But he’d not counted on the memorials he’d come across. Nothing he’d read about the path prior to walking it had prepared him for those. From simple bunches of dying flowers to wooden benches engraved with the names of the departed, death greeted him nearly every day. He’d left the Yard because he could not face another sudden brutal passing of a human being, but there it was: confronting him with a regularity that mocked his every attempt to forget.
And now this. DI Hannaford wasn’t exactly involving him in the murder investigation itself, but she was putting him close to it. He didn’t want that, but at the same time, he didn’t know how he could avoid it because he read the inspector as a woman who was as good as her word: Should he conveniently disappear from the region of Casvelyn, she would happily fetch him back and not rest till she’d done so.
As to what she was asking him to do…Like DI Hannaford, Lynley believed Daidre Trahair was lying about the route she’d taken from Bristol to Polcare Cove on the previous day. Unlike DI Hannaford, Lynley also knew Daidre Trahair had lied more than once about knowing Santo Kerne. There were going to be reasons behind both of these lies?far beyond what the vet had told him when he’d confronted her about her knowledge of the dead boy’s identity?and he didn’t know if he wanted to uncover them. Her reasons for obfuscation were doubtless personal, and the poor woman was hardly a killer.
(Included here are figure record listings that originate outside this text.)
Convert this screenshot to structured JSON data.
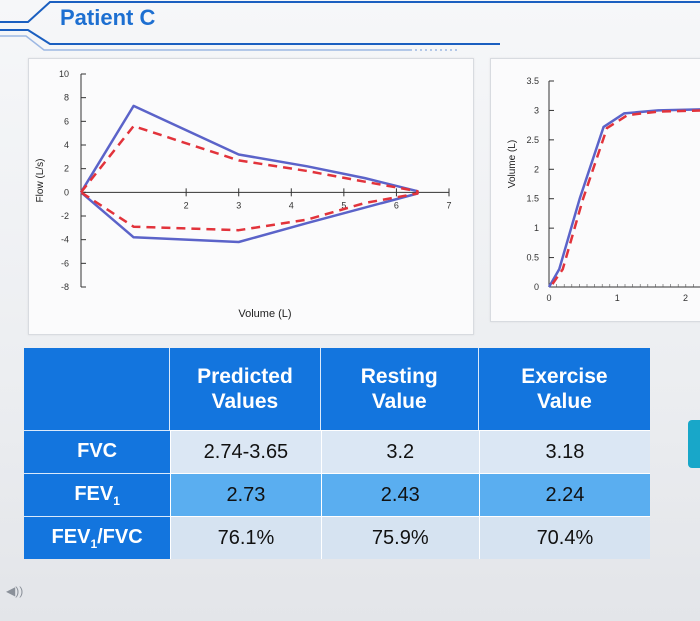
{
  "slide": {
    "title": "Patient C"
  },
  "chart_data": [
    {
      "type": "line",
      "title": "",
      "xlabel": "Volume (L)",
      "ylabel": "Flow (L/s)",
      "xlim": [
        0,
        7
      ],
      "ylim": [
        -8,
        10
      ],
      "x_ticks": [
        "2",
        "3",
        "4",
        "5",
        "6",
        "7"
      ],
      "y_ticks": [
        "10",
        "8",
        "6",
        "4",
        "2",
        "0",
        "-2",
        "-4",
        "-6",
        "-8"
      ],
      "series": [
        {
          "style": "solid",
          "color": "#5b63c9",
          "points": [
            [
              0,
              0
            ],
            [
              1,
              7.3
            ],
            [
              3,
              3.2
            ],
            [
              4.3,
              2.2
            ],
            [
              5.4,
              1.2
            ],
            [
              6.4,
              0.1
            ],
            [
              6.4,
              -0.1
            ],
            [
              4.3,
              -2.6
            ],
            [
              3,
              -4.2
            ],
            [
              1,
              -3.8
            ],
            [
              0,
              0
            ]
          ]
        },
        {
          "style": "dashed",
          "color": "#e2333b",
          "points": [
            [
              0,
              0
            ],
            [
              1,
              5.6
            ],
            [
              3,
              2.7
            ],
            [
              4.3,
              1.8
            ],
            [
              5.4,
              0.9
            ],
            [
              6.4,
              0.1
            ],
            [
              6.4,
              -0.1
            ],
            [
              5.4,
              -0.9
            ],
            [
              4.3,
              -2.3
            ],
            [
              3,
              -3.2
            ],
            [
              1,
              -2.9
            ],
            [
              0,
              0
            ]
          ]
        }
      ]
    },
    {
      "type": "line",
      "title": "",
      "xlabel": "",
      "ylabel": "Volume (L)",
      "xlim": [
        0,
        2.3
      ],
      "ylim": [
        0,
        3.5
      ],
      "x_ticks": [
        "0",
        "1",
        "2"
      ],
      "y_ticks": [
        "3.5",
        "3",
        "2.5",
        "2",
        "1.5",
        "1",
        "0.5",
        "0"
      ],
      "series": [
        {
          "style": "solid",
          "color": "#5b63c9",
          "points": [
            [
              0,
              0
            ],
            [
              0.15,
              0.3
            ],
            [
              0.45,
              1.5
            ],
            [
              0.8,
              2.72
            ],
            [
              1.1,
              2.95
            ],
            [
              1.6,
              3.0
            ],
            [
              2.3,
              3.02
            ]
          ]
        },
        {
          "style": "dashed",
          "color": "#e2333b",
          "points": [
            [
              0.05,
              0.05
            ],
            [
              0.2,
              0.3
            ],
            [
              0.5,
              1.5
            ],
            [
              0.85,
              2.7
            ],
            [
              1.15,
              2.92
            ],
            [
              1.6,
              2.98
            ],
            [
              2.3,
              3.0
            ]
          ]
        }
      ]
    },
    {
      "type": "table",
      "headers": [
        "",
        "Predicted Values",
        "Resting Value",
        "Exercise Value"
      ],
      "rows": [
        {
          "label": "FVC",
          "label_sub": "",
          "label_tail": "",
          "values": [
            "2.74-3.65",
            "3.2",
            "3.18"
          ]
        },
        {
          "label": "FEV",
          "label_sub": "1",
          "label_tail": "",
          "values": [
            "2.73",
            "2.43",
            "2.24"
          ]
        },
        {
          "label": "FEV",
          "label_sub": "1",
          "label_tail": "/FVC",
          "values": [
            "76.1%",
            "75.9%",
            "70.4%"
          ]
        }
      ]
    }
  ]
}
Yet why did he think that? he asked himself. He knew better than anyone that killers wore a thousand different guises. Killers were men; killers were women. Killers, to his anguish, were children. And victims everywhere?no matter how foul they might actually be?were not meant to be dispatched by anyone, whatever the motive for untimely sending them to their eternal reward or punishment. The whole basis for their society rested upon the idea that murder was wrong, start to finish, and that justice had to be served so that closure?if not satisfaction, not relief, and certainly not an end to grief?might at least be achieved on the entire event. Justice equated to naming and convicting the killer, and justice was what was owed to those the victim summarily left behind.
Part of Lynley cried out that this was not his problem. Part of him knew that now and forever and more than ever, it would always be.
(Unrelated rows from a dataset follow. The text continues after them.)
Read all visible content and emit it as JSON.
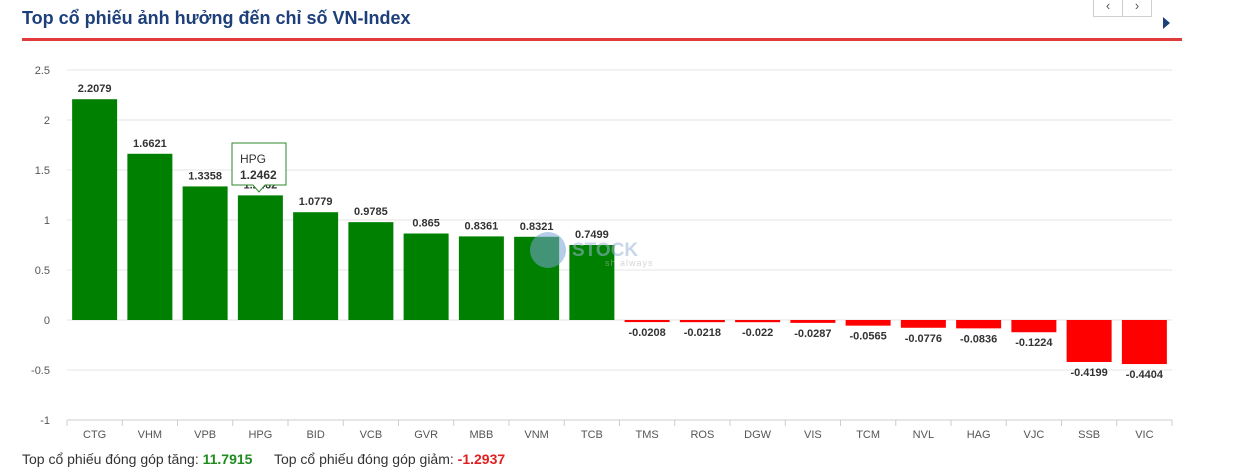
{
  "header": {
    "title": "Top cổ phiếu ảnh hưởng đến chỉ số VN-Index"
  },
  "nav": {
    "prev_icon": "‹",
    "next_icon": "›"
  },
  "watermark": {
    "text": "STOCK",
    "subtext": "sh always"
  },
  "tooltip": {
    "label": "HPG",
    "value": "1.2462"
  },
  "footer": {
    "up_label": "Top cổ phiếu đóng góp tăng:",
    "up_value": "11.7915",
    "down_label": "Top cổ phiếu đóng góp giảm:",
    "down_value": "-1.2937"
  },
  "colors": {
    "positive": "#008000",
    "negative": "#ff0000",
    "title": "#1d3f7a",
    "accent": "#e03a3a"
  },
  "chart_data": {
    "type": "bar",
    "categories": [
      "CTG",
      "VHM",
      "VPB",
      "HPG",
      "BID",
      "VCB",
      "GVR",
      "MBB",
      "VNM",
      "TCB",
      "TMS",
      "ROS",
      "DGW",
      "VIS",
      "TCM",
      "NVL",
      "HAG",
      "VJC",
      "SSB",
      "VIC"
    ],
    "values": [
      2.2079,
      1.6621,
      1.3358,
      1.2462,
      1.0779,
      0.9785,
      0.865,
      0.8361,
      0.8321,
      0.7499,
      -0.0208,
      -0.0218,
      -0.022,
      -0.0287,
      -0.0565,
      -0.0776,
      -0.0836,
      -0.1224,
      -0.4199,
      -0.4404
    ],
    "labels": [
      "2.2079",
      "1.6621",
      "1.3358",
      "1.2462",
      "1.0779",
      "0.9785",
      "0.865",
      "0.8361",
      "0.8321",
      "0.7499",
      "-0.0208",
      "-0.0218",
      "-0.022",
      "-0.0287",
      "-0.0565",
      "-0.0776",
      "-0.0836",
      "-0.1224",
      "-0.4199",
      "-0.4404"
    ],
    "yticks": [
      "2.5",
      "2",
      "1.5",
      "1",
      "0.5",
      "0",
      "-0.5",
      "-1"
    ],
    "ylim": [
      -1,
      2.5
    ],
    "grid": true,
    "legend": "none"
  }
}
By the time they reached Casvelyn he was, if not reconciled to the matter, then at least in moderate accord with it. Everything needed to be accounted for in an investigation. Daidre Trahair was part of that everything, having made herself so the moment she lied.
Casvelyn’s police station was in Lansdown Road, in the heart of the town, directly at the bottom of Belle Vue’s course up the town’s main acclivity, and it was here in front of the plain, grey two-storey structure that Bea Hannaford parked. Lynley thought at first that she meant to take him inside and introduce him around, but instead she said, “Come with me,” and she put a hand on his elbow and guided him back the way they had come.
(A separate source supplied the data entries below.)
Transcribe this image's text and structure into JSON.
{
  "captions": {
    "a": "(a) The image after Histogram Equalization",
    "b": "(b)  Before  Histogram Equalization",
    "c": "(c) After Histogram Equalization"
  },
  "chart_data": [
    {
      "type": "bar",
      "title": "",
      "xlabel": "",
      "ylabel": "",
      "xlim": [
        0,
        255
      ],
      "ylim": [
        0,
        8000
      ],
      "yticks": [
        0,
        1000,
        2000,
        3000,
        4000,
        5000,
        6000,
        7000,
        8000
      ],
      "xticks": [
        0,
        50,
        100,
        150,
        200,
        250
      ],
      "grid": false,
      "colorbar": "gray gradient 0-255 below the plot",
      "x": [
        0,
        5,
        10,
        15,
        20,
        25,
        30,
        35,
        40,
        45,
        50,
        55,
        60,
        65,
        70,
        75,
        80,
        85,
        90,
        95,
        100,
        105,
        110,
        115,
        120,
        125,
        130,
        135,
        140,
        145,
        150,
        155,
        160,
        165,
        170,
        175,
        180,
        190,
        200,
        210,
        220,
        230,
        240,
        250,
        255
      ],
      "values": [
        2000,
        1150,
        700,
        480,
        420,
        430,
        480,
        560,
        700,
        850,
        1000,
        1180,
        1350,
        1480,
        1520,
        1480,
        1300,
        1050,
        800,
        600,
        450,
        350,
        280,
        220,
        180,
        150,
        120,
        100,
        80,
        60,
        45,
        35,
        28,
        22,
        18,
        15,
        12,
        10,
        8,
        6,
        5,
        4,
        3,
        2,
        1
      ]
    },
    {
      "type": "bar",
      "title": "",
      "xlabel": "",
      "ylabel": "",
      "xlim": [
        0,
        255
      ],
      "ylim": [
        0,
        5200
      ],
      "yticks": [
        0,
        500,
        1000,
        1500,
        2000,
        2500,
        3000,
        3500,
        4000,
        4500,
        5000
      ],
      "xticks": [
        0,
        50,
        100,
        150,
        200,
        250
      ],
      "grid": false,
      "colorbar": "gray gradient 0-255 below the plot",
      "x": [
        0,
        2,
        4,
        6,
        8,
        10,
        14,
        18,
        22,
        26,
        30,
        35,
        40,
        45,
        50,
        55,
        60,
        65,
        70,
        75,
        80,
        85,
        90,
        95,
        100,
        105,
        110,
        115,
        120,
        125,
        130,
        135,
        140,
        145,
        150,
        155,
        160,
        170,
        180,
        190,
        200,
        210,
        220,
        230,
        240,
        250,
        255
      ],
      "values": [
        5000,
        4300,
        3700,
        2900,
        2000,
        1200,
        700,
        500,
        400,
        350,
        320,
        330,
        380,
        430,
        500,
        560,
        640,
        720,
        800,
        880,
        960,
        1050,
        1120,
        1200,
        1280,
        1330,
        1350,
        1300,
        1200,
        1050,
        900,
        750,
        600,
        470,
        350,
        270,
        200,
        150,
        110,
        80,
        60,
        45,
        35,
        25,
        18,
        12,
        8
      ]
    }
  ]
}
At the junction of Lansdown Road and Belle Vue, they crossed a triangle of land where benches, a fountain, and three trees provided Casvelyn with an outdoor gathering place in good weather. From there they headed over to Queen Street, which was lined with shops like those on Belle Vue Lane: everything from purveyors of furniture to pharmacies. There, Bea Hannaford paused and peered in both directions till she apparently saw what she wanted, for she said, “Yes. Over here. I want you to see what we’re dealing with.”
Over here referred to a shop selling sporting goods: both equipment and clothing for outdoor activities. Hannaford did an admirably quick recce of the place, found what she wanted, told the shop assistant they needed no help, and directed Lynley to a wall. Upon it were hung various metallic devices, mostly of steel. It wasn’t rocket science to sort out they were used for climbing.